Hi Marlene, so excited to have you on the platform. So before we get into questions about your work-life, maybe you can bring our readers up to speed on your story and how you got to where you are today.
I decided to enter the fitness and sports industry after graduating high school. I was fortunate to get an internship and then be hired at a sports performance facility back in VA. During the 3.5 years I worked there, I worked with various clients and athletes. The last year I worked there, I was able to be a head coach on Pride Girl’s Lacrosse out of D.C.. working with those girls gave me a lot of inspiration and realization that more women need to be represented in this industry. I wasn’t happy with my work environment anymore or the area, so I took a leap of faith, drove from Virginia to Kansas City, and started working at Redline Athletics in Lee’s summit. I also have clients who I coach outside of the facility, running my own independent business.
I’m sure you wouldn’t say it’s been obstacle free, but so far would you say the journey has been a smooth road?
Not the smoothest being a female in this industry has a lack of respect and understanding. I came from an environment with men who created a completely inappropriate environment for not only the female coaches but the female athletes as well. Seeing these female athletes not being respected or protected was frustrating and infuriating. I couldn’t take it anymore, and that’s why I left.
As you know, we’re big fans of you and your work. For our readers who might not be as familiar, what can you tell them about what you do?
I am an athletic performance coach. I work with athletes from elementary school to minor league level to enhance performance within their sport. That includes speed, power, strength, and injury prevention work. Something that I work hard at is being very versatile. I work hard at being able to work with all sports and all athletes. I do not want to be in any niche or category. I am proud outside of working with athletes, I worked with a girl with a cognitive disorder. She couldn’t walk or run properly. She couldn’t skip or jump due to this disorder. There was a disconnect between firing nerves from her brain to her limbs, almost like a coordination issue. I coached her for a year, and she successfully could run on a treadmill, jump, skip, and move freely without issues. It was a huge accomplishment that I am extremely proud of.

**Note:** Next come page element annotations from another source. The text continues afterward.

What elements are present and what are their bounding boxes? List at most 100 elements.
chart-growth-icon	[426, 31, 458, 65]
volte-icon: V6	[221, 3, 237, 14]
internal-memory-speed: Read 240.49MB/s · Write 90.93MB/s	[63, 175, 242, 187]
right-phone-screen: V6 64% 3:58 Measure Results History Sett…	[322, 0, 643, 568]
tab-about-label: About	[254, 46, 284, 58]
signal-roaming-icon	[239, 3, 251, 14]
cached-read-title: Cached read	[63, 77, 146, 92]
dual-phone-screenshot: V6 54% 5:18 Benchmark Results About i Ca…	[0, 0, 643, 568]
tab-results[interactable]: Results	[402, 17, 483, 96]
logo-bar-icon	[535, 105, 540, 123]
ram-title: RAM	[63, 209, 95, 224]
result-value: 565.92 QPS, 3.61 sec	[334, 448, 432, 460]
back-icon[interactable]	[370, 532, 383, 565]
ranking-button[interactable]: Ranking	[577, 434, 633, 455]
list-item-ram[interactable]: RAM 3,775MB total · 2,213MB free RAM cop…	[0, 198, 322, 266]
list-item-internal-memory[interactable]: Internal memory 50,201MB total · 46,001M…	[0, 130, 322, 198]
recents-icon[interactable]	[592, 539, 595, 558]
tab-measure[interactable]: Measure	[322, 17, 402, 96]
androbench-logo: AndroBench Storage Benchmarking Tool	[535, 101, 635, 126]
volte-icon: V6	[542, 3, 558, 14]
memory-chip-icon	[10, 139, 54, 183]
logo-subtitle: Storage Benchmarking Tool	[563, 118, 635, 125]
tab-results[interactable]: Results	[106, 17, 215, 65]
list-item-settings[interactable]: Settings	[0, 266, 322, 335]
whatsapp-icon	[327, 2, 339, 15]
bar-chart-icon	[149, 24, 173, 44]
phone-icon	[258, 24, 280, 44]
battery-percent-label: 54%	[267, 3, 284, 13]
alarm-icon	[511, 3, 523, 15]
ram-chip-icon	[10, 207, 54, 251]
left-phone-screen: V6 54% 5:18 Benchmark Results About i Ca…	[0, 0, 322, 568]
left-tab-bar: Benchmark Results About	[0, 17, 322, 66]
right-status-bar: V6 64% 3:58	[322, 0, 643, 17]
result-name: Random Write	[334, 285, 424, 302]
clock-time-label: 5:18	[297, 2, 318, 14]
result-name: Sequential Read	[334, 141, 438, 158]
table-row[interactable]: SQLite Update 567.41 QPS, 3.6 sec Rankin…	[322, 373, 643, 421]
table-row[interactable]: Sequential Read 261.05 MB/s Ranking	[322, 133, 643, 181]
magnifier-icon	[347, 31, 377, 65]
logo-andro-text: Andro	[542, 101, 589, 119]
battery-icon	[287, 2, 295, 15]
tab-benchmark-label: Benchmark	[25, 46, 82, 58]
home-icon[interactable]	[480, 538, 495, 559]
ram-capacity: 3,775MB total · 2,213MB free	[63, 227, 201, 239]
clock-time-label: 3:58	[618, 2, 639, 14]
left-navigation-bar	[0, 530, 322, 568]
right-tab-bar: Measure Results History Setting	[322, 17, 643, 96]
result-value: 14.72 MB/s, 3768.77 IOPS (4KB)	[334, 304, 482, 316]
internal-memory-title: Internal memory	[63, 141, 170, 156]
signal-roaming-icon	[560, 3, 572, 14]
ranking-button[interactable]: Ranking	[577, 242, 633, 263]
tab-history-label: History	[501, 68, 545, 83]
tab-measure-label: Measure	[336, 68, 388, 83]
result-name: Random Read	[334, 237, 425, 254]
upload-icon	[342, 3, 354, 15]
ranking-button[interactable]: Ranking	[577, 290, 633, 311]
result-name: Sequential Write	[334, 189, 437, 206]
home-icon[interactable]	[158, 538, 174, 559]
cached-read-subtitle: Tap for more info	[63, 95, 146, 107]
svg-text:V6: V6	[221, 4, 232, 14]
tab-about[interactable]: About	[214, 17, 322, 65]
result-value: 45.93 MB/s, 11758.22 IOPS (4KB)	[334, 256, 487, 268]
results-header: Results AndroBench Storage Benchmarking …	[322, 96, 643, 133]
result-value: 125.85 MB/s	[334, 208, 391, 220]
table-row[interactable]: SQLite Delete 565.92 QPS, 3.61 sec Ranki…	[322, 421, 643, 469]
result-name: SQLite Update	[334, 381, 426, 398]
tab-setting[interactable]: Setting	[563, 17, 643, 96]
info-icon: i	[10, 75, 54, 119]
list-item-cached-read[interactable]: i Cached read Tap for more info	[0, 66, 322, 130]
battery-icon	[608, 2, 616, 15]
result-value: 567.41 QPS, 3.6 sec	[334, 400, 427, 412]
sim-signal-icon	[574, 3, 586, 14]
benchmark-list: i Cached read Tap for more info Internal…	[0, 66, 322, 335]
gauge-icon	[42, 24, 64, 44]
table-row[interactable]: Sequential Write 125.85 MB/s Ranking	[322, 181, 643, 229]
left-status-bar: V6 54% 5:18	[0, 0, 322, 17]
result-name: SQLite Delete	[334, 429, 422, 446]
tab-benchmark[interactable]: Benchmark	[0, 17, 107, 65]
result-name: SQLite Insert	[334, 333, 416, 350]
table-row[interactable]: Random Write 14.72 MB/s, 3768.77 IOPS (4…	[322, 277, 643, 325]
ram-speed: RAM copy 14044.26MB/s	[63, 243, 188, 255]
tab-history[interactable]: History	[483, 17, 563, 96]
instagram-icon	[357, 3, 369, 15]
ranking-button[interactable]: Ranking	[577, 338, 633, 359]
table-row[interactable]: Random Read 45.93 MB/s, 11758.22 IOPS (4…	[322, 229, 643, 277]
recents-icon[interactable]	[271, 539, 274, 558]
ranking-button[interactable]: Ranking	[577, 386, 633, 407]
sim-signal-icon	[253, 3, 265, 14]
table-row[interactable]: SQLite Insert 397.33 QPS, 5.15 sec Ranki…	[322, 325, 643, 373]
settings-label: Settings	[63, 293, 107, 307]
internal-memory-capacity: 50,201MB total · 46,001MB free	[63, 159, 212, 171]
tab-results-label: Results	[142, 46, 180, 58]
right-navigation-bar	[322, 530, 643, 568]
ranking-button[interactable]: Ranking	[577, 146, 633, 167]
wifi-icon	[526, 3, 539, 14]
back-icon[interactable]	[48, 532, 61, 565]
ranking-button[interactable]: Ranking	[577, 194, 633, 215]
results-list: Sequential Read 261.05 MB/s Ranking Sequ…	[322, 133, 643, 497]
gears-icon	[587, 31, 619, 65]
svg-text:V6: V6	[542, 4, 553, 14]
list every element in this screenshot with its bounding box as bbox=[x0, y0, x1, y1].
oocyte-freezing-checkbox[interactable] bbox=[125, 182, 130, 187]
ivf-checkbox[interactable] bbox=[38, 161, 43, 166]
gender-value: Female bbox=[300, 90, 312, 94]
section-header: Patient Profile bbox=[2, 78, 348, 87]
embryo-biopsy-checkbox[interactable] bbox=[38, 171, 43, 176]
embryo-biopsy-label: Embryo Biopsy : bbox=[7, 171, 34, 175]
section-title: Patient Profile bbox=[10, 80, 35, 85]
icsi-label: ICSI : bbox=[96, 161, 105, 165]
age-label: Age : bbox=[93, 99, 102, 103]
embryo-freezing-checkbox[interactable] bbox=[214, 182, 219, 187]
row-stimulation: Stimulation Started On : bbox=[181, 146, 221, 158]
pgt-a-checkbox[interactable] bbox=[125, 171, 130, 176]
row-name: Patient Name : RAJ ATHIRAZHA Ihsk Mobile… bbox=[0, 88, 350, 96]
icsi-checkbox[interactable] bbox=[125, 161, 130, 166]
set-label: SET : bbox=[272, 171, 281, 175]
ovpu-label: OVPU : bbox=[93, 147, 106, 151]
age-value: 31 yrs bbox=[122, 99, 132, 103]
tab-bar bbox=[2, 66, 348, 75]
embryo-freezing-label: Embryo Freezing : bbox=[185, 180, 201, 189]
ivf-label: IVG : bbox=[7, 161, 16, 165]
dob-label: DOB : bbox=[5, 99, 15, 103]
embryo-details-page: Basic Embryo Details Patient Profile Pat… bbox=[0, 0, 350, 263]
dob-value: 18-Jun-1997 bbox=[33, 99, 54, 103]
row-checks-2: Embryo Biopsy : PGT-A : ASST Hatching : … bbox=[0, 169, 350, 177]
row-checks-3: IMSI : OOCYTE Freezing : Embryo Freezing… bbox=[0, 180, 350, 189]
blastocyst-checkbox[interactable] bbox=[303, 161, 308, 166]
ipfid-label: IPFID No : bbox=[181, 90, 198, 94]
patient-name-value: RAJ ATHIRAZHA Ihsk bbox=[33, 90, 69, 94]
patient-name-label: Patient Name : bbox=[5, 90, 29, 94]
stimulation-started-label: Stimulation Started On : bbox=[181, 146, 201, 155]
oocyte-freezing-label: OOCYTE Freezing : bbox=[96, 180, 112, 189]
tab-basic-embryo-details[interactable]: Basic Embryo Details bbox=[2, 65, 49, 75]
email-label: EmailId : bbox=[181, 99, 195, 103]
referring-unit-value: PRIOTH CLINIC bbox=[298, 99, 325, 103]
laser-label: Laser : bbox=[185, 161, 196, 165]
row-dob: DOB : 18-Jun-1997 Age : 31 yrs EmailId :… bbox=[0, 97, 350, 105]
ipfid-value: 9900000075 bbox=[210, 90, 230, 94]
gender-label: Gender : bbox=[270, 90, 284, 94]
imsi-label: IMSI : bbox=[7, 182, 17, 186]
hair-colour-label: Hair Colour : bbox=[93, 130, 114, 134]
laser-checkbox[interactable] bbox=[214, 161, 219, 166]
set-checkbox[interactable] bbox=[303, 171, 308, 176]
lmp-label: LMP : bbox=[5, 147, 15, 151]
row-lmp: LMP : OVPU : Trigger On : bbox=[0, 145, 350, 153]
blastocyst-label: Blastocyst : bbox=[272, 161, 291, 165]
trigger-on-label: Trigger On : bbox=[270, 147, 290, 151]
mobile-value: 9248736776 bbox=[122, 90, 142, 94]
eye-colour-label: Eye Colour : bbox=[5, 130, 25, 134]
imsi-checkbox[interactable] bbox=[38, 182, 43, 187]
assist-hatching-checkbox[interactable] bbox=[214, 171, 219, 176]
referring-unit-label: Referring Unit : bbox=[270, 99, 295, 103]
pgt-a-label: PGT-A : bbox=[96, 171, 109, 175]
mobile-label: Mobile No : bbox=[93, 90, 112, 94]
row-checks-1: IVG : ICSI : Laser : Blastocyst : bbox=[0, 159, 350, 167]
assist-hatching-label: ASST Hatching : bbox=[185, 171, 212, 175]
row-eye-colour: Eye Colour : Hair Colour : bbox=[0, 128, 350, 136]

Is there anyone you’d like to thank or give credit to?
Having a boss who supports you and empowers you to be dynamic and genuine in this field is rare. My biggest mentors in this industry have been multiple coaches. My main mentor is Phil Padilla; he is currently my boss and has recently influenced my career. He has shown me how to balance motivating and keeping the athletes on track while supporting them and always providing a positive experience. Before I moved and started my career Dan Prenatt, Batchka Zulkhuu, and Abigail Lenderman were all significant influences and shaped me as a coach. I am very grateful for all three of them in different ways. Lastly, my mom has always been my ride-or-die; no matter my decision, she has always had my back. She raised my siblings and me by herself and taught me what hard work and perseverance mean.